3.      Strategi mengajar
Penyusunan sekuens bahan ajaran berhubungan erat dengan strategi atau metoda mengajar. Pada waktu seorang Guru menyususn menyusun sekuens sesuatu bahan ajar ia juga harus memikirkan strategi mengajar mana yang sesuai untuk menyajikan bahan ajaran dengan urutan seperti itu.
Ada beberapa strategi yang digunakan dalam mengajar, yaitu :
a.       Reception / Exposition Learning-Discovery Learning
Reception dan Exposition Learning sesungguhya mempunyai makna yang sama, hanya berbeda dalam pelakunya. Reception Learning dilihat dari sisi siswa, sedangkan Exposition dilihat dari sisi Guru.
Dalam Discovery Learning, bahan ajar tidak disajikan dalam bentuk akhir. Siswa dituntu untuk melakukan berbagai kegiatan menghimpun informasi, membandingkan, mengkategorikan, menganalisis dan membuat kesimpulan.
b.      Rote learning-Meaningful Learning
Dalam Rote Learning bahan ajar disampaikan kepada siswa tanpa memperhatikan arti atau maknanya bagi siswa. Dalam meaningful, penyampaian bahan mengutamakan maknanya bagi siswa.
c.       Group Learning-Individual Learning
Pelaksanaan Discovery Learning menuntut aktifitas belajar yang individual atau dalam kelompok kecil. Discovery learning dalam bentuk kelas pelaksanaanya agak sukar dan mempunyai beberapa keberatan. Keberatan utama discovery learning dalam bentuk kelas adalah karena kemampuan dan kecepatan belajar tidak sama.
4.      Media mengajar
Media mengajar merupakan segala macam bentuk perangsang dan alat yang disediakan guru untuk mendorong siswa belajar.

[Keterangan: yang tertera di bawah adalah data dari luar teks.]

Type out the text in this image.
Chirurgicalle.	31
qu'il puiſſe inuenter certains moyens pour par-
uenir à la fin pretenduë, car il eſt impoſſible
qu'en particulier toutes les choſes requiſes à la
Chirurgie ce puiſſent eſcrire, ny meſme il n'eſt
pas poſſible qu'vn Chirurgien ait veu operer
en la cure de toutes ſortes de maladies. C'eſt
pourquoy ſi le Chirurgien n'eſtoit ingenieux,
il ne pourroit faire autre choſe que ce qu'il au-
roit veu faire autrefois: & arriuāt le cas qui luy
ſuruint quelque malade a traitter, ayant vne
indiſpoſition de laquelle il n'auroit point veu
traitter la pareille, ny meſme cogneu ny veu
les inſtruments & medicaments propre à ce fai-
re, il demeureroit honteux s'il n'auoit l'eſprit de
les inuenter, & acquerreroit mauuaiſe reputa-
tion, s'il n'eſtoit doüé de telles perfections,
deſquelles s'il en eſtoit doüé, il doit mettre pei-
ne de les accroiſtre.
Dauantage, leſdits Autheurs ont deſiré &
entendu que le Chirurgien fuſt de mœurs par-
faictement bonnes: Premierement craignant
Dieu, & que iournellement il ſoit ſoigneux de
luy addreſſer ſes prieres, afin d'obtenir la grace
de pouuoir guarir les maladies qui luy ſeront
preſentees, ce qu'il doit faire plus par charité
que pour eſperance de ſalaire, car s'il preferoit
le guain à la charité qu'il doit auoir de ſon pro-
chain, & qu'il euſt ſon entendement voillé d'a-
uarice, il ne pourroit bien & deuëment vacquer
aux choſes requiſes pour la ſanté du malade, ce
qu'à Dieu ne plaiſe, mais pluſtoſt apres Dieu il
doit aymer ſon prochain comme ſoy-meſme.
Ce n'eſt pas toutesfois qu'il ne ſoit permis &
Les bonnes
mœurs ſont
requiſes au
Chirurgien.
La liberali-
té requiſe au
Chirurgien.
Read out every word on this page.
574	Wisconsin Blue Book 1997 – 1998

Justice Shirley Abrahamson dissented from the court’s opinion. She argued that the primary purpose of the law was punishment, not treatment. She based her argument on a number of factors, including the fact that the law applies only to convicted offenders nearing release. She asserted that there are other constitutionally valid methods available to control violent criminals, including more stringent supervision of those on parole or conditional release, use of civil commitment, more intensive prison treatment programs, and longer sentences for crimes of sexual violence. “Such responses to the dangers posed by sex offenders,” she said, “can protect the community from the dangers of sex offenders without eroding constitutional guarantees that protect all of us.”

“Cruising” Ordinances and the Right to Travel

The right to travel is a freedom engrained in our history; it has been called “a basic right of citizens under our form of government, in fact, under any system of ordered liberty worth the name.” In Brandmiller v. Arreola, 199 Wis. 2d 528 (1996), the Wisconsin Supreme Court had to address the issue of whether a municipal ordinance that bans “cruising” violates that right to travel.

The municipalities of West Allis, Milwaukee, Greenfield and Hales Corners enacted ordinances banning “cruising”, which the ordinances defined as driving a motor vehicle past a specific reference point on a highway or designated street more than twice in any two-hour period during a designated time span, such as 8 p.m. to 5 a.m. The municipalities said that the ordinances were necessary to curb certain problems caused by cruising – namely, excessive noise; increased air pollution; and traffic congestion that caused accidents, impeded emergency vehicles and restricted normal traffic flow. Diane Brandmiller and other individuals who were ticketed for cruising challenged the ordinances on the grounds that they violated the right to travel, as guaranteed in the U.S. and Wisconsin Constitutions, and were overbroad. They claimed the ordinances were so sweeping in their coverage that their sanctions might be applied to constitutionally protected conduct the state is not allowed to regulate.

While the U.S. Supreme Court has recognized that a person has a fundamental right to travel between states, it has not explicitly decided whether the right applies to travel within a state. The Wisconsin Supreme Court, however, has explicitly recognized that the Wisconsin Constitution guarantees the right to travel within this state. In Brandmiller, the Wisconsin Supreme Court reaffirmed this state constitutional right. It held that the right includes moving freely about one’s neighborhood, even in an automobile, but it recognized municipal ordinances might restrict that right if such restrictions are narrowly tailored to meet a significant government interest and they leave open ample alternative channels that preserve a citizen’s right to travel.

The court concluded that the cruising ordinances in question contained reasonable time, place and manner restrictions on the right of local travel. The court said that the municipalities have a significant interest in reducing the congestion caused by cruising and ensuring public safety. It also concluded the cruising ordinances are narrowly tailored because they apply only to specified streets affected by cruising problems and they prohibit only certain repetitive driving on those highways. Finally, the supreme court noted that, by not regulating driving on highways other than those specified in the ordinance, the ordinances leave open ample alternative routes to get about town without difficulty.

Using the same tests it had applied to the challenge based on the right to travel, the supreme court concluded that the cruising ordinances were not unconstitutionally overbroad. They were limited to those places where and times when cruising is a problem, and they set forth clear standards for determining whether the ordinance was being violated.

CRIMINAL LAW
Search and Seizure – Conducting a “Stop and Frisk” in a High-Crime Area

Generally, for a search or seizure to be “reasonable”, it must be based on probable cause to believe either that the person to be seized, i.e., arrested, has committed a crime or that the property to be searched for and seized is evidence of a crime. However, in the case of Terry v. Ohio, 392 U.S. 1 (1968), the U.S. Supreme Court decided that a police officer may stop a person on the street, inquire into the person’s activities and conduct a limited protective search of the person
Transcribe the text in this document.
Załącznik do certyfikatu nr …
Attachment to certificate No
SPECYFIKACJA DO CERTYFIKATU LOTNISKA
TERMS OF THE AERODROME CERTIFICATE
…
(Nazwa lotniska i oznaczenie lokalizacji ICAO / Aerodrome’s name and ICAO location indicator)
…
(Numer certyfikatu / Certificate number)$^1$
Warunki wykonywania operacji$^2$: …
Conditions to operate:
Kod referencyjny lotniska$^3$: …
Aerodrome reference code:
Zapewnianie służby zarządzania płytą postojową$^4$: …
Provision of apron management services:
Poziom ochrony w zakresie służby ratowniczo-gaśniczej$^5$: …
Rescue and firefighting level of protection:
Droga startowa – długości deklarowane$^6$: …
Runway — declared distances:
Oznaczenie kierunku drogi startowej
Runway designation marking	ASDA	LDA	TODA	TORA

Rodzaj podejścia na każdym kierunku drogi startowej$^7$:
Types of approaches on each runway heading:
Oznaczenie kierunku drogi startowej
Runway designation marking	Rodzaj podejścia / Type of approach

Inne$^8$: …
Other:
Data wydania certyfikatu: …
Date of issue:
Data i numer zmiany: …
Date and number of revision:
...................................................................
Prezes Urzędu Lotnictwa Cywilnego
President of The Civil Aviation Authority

Rowntree mengelompokkan media mengajar menjadi lima macam yang disebut Modes, yaitu :
a.       Interaksi insani
Interaksi insani dapat berlangsung melalui komunikasi verbal atau nonverbal. Komunikasi verbal memegang peranan penting terutama dalam perkembanangan segi kognitif siswa. Untuk pengembangan segi afektif seringkali komunikasi verbal seperti : sikap, penampilan, roman muka, gerak-gerik dan sebagainya memegang peranan penting.
b.      Realia
Realia merupakan bentuk perangsang nyata seperti orang atau benda dan peristiwa yang diamati siswa. Dalam interaksi insani siswa berkomunikasi dengan orang lain, sedang dalam realia kesemuaan tersebut berfungsi sebagai objek pengamatan studi siswa.
c.       Pictorial
Media ini menyajikan berbagai bentuk variasi gambar dan diagram nyata ataupun simbol, bergerak atau tidak, dibuat di atas kertas, film, kaset dan media lainnya. Media pictorial memiliki keuntungan karena semua bentuk ukuran, kecepatan, benda, mahluk dan peristiwa dapat disajikan di media ini. Juga penyajiannya dapat bervariasi dari bentuk yang paling sederhana sampai sketsa dan bagan.
d.      Simbol
Merupakan media penyajian informasi paling umum. Ada beberapa macam bentuk media simbol seperti buku teks, buku paket, modul dan majalah. Media ini biasanya dilengkapi dengan media pictorial.
e.       Rekaman suara
Betrbagai bentuk informasi dapat disajikan kepada anak dalam bentuk rekaman suara, sehingga mempermudah guru dalam menyampaikan materi belajar.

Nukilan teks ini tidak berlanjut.